タスカーを支え続けたいサムとタスカーに迷惑をかけたくないサム、サプライズパーティーや引っ越し、自然の中でドライブなど2人のやろうとしていることは対極でそれにより2人とも愛し合ってるからこそ仲違いしてしまうのは観ていて辛いものがありました。
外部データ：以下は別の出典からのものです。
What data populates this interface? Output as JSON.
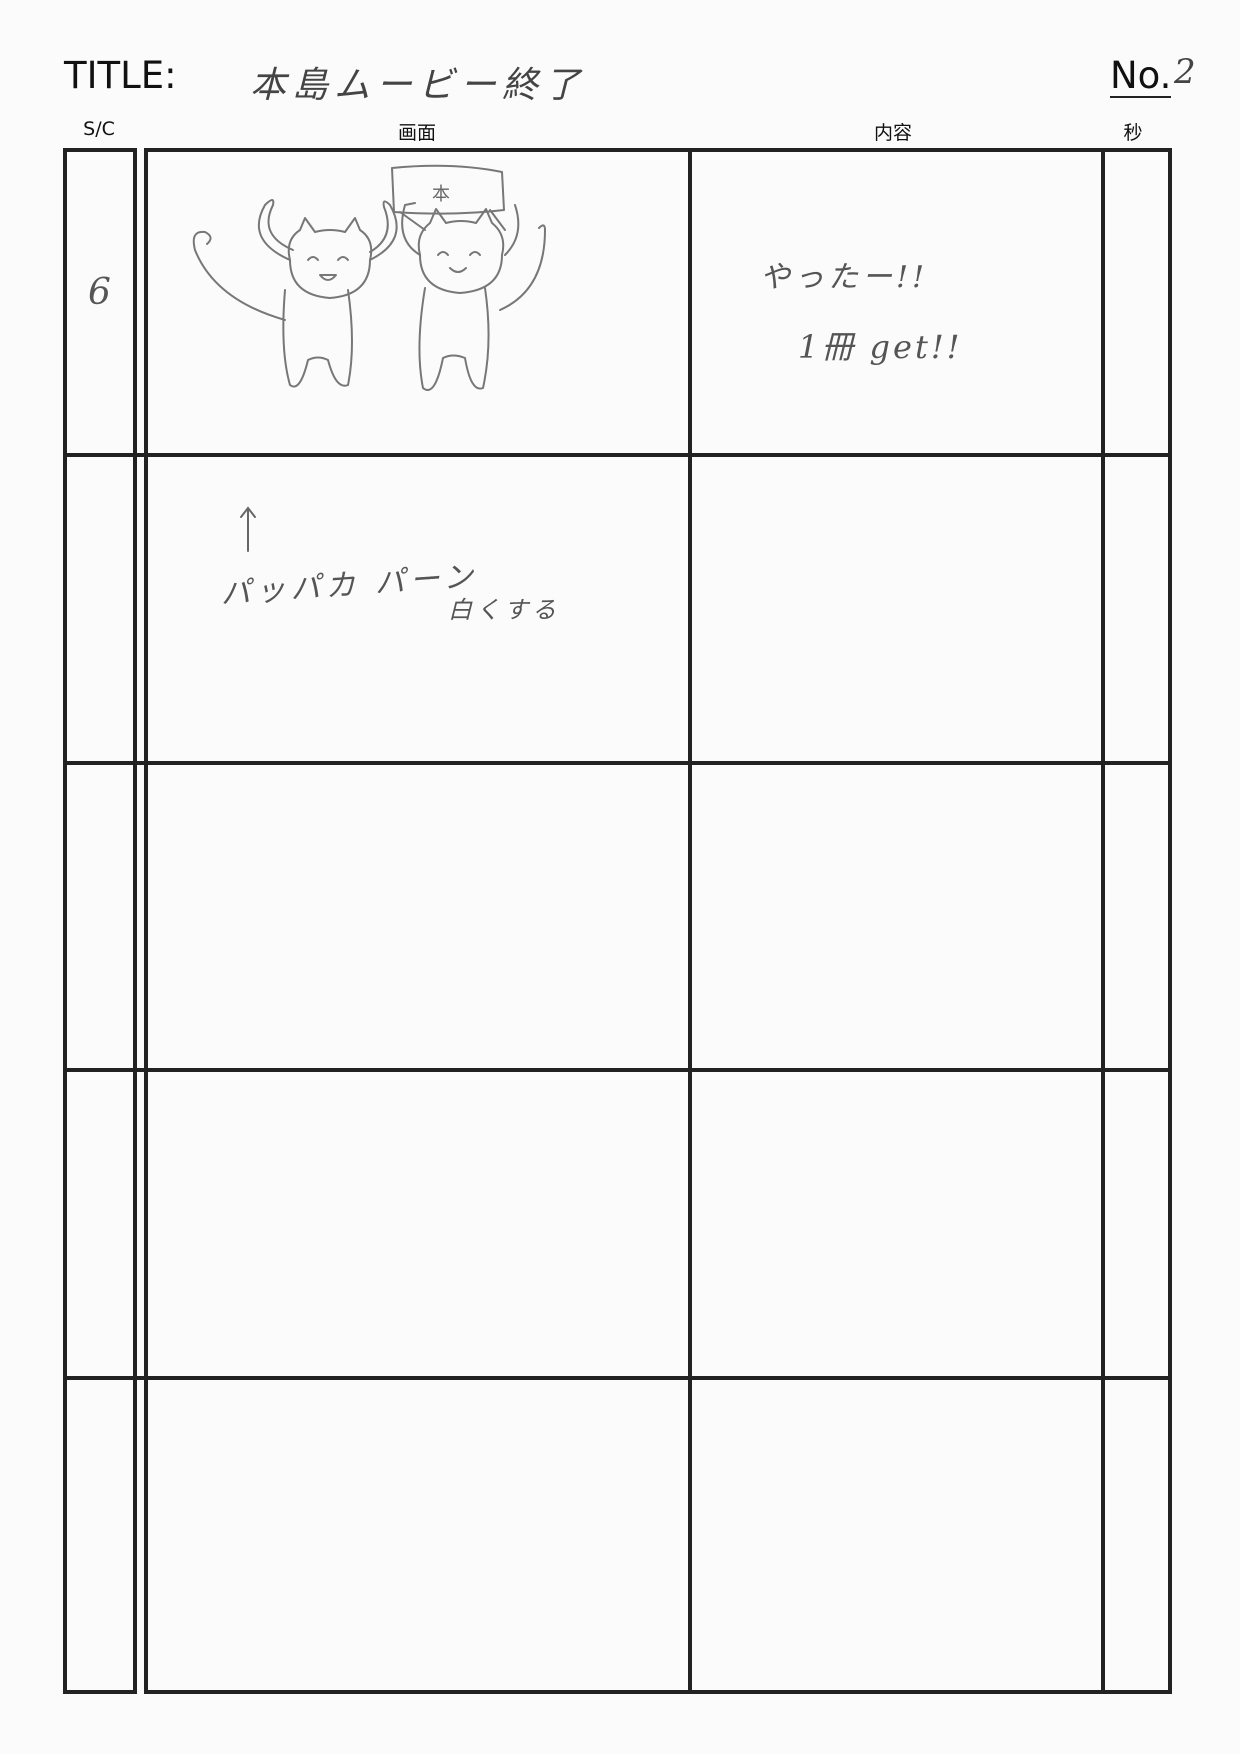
{
  "header": {
    "title_label": "TITLE:",
    "title_value": "本島ムービー終了",
    "number_label": "No.",
    "number_value": "2"
  },
  "columns": {
    "sc": "S/C",
    "screen": "画面",
    "content": "内容",
    "seconds": "秒"
  },
  "panels": [
    {
      "sc": "6",
      "screen_note": "パッパカ パーン",
      "screen_note_2": "白くする",
      "sign_text": "本",
      "content_lines": [
        "やったー!!",
        "1冊 get!!"
      ]
    }
  ],
  "colors": {
    "ink": "#222222",
    "pencil": "#555555",
    "paper": "#fbfbfb"
  }
}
終始、どこか物悲しい雰囲気の作品ですが、ラストは2人にとって希望のあるラストだったと思いたいです。
映画『スーパーノヴァ』より
サムとタスカーの生死観
どんなに趣味や嗜好が合う人であっても「生死観」というのは違ったりすることも多いです。それはサムとタスカーも同様でした。サムにとっては「死」というものはどこか遠くの存在で悲しいものというだという存在に対して、認知症のタスカーは永遠にあるかと思われる星々ですら「死」がある。その死はとても華々しく煌びやかなもので、さらには巡り巡って今の自分たちの身になっている…という考え。
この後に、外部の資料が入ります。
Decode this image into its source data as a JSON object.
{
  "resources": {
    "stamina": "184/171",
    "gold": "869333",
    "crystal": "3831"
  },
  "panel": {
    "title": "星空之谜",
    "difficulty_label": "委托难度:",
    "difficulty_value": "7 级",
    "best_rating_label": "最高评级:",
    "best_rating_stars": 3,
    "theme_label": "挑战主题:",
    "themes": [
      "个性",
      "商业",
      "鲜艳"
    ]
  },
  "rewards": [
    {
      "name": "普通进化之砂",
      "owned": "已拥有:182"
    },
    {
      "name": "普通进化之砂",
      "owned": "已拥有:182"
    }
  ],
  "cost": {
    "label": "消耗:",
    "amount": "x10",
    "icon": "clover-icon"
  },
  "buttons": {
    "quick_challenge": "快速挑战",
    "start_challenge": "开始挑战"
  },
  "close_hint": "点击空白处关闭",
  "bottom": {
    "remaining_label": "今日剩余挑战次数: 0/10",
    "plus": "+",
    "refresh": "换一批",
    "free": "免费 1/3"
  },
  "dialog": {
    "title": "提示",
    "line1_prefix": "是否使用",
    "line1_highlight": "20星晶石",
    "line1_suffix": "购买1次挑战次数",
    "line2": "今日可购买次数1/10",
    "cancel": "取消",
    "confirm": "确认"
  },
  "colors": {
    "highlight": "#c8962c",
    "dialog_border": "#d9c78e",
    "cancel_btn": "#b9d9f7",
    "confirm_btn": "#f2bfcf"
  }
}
タスカーはそれを自分に置き換え、認知症の自分が愛する人たちに迷惑が掛かるまえに華々しく散っていいきたいという考えは、サムにとって到底許せるものではなく、当然衝突してしまう。どちらの言い分の分かるだけに辛いものがありました。
個人的にはタスカーは肉体的な介護サポートという意味でサムが必要なのに対して、サムは精神的にタスカーが必要で、タスカーのいない人生は考えられないと言った感じの対比が辛くて、どうしてもサムの方に感情輸入してしまします。
映画『スーパーノヴァ』より
イギリス同性愛の歴史
作中での同性愛の描かれ方も特徴的で、同性愛差別の被害者であり今のコンピューターの礎を気づき上げたアラン・チューリングを匂わせる演出があったり、同性愛に差別的な政策をしたマーガレット・サッチャーを揶揄する表現があったりと、イギリスの同性愛の歴史を感じさせる構成になっています。そんな歴史を乗り越えたサムとタスカーという構図も素晴らしいですが、サムの親戚の女の子に好きな人がいるという恋バナをしているとき、「どんなひと?」という問いに対して、その女の子は恋バナに照れつつもさらりと「男の人で…」と好きな人のことを語った。
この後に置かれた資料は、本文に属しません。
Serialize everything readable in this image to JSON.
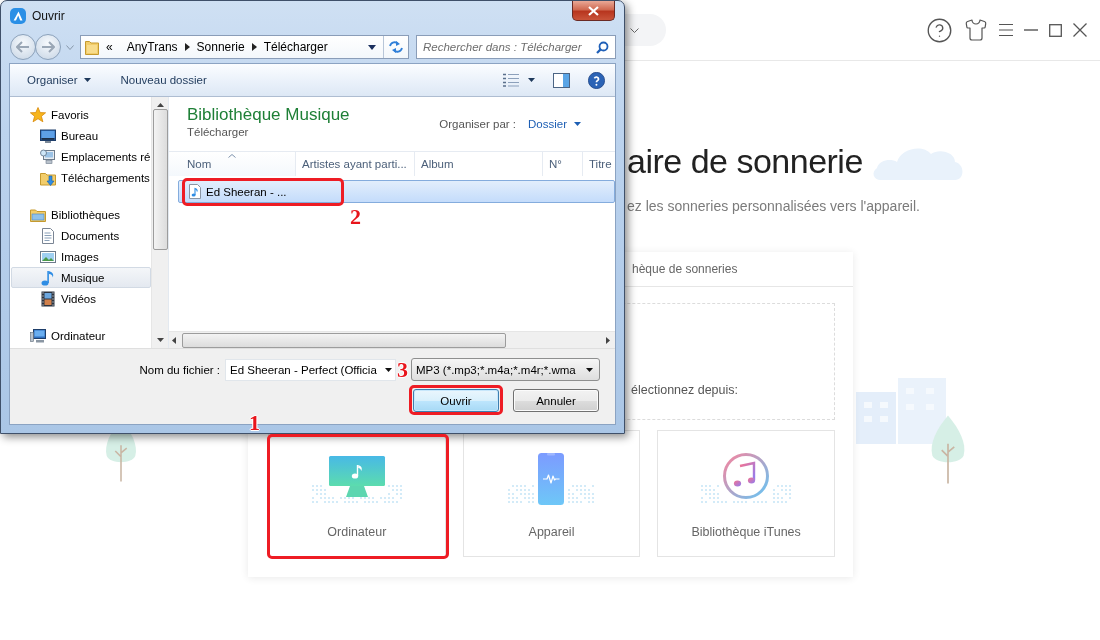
{
  "app": {
    "title": "aire de sonnerie",
    "subtitle": "ez les sonneries personnalisées vers l'appareil.",
    "panel": {
      "tab": "hèque de sonneries",
      "prompt": "électionnez depuis:",
      "sources": [
        {
          "label": "Ordinateur",
          "kind": "computer",
          "highlighted": true,
          "callout": "1"
        },
        {
          "label": "Appareil",
          "kind": "phone",
          "highlighted": false
        },
        {
          "label": "Bibliothèque iTunes",
          "kind": "music-library",
          "highlighted": false
        }
      ]
    }
  },
  "dialog": {
    "title": "Ouvrir",
    "address": {
      "overflow": "«",
      "path": [
        "AnyTrans",
        "Sonnerie",
        "Télécharger"
      ]
    },
    "search": {
      "placeholder": "Rechercher dans : Télécharger"
    },
    "toolbar": [
      {
        "label": "Organiser",
        "kind": "menu"
      },
      {
        "label": "Nouveau dossier",
        "kind": "plain"
      }
    ],
    "nav": [
      {
        "label": "Favoris",
        "kind": "star",
        "selected": false,
        "children": [
          {
            "label": "Bureau",
            "kind": "desktop",
            "selected": false
          },
          {
            "label": "Emplacements ré",
            "kind": "network",
            "selected": false
          },
          {
            "label": "Téléchargements",
            "kind": "downloads",
            "selected": false
          }
        ]
      },
      {
        "label": "Bibliothèques",
        "kind": "libraries",
        "selected": false,
        "children": [
          {
            "label": "Documents",
            "kind": "document",
            "selected": false
          },
          {
            "label": "Images",
            "kind": "picture",
            "selected": false
          },
          {
            "label": "Musique",
            "kind": "music",
            "selected": true
          },
          {
            "label": "Vidéos",
            "kind": "video",
            "selected": false
          }
        ]
      },
      {
        "label": "Ordinateur",
        "kind": "computer",
        "selected": false
      }
    ],
    "library": {
      "title": "Bibliothèque Musique",
      "subtitle": "Télécharger",
      "arrange_label": "Organiser par :",
      "arrange_value": "Dossier"
    },
    "columns": [
      {
        "label": "Nom",
        "sorted": true
      },
      {
        "label": "Artistes ayant parti...",
        "sorted": false
      },
      {
        "label": "Album",
        "sorted": false
      },
      {
        "label": "N°",
        "sorted": false
      },
      {
        "label": "Titre",
        "sorted": false
      }
    ],
    "files": [
      {
        "name": "Ed Sheeran - ...",
        "selected": true,
        "highlighted": true,
        "callout": "2"
      }
    ],
    "file_name": {
      "label": "Nom du fichier :",
      "value": "Ed Sheeran - Perfect (Officia"
    },
    "file_type": "MP3 (*.mp3;*.m4a;*.m4r;*.wma",
    "buttons": [
      {
        "label": "Ouvrir",
        "default": true,
        "highlighted": true,
        "callout": "3"
      },
      {
        "label": "Annuler",
        "default": false,
        "highlighted": false
      }
    ]
  }
}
これが「女の子が恋するのは男の子」という今まで概念だったらわざわざ「男の子で…」なんて言わないと思うし、そうわざわざ言うということは、もうその女の子世代では、LGBTQが当たり前で好きな人の性別を聞くまでそれが異性か同性かその他かが分からないことが当たり前なのだと、歴史の移り変わりを感じました。
映画『スーパーノヴァ』より
まとめ
今回タスカーは認知症(若年性)として描かれていました。これまでLGBTQ✕病気を題材にした作品の多くは「HIV/エイズ」が多かったので、今回認知症のゲイとそのパートナーが描かれたのはとても珍しいと感じました。私個人的には、もっとHIV/エイズ以外の病気と向き合うLGBTQの人たちが題材にされてもいいと思うのですが、なかなかそこまでには至らないのが現状です。もっと増えてほしいなあ。
物語はやはり「死」をテーマにしているだけあって、全体的に仄暗い感じですが、観る人が観たら希望のある物語だったのかもしれない……私はラストのサムのピアノがとても物悲しくて、サムからタスカーへの生涯の愛が伝わってきました。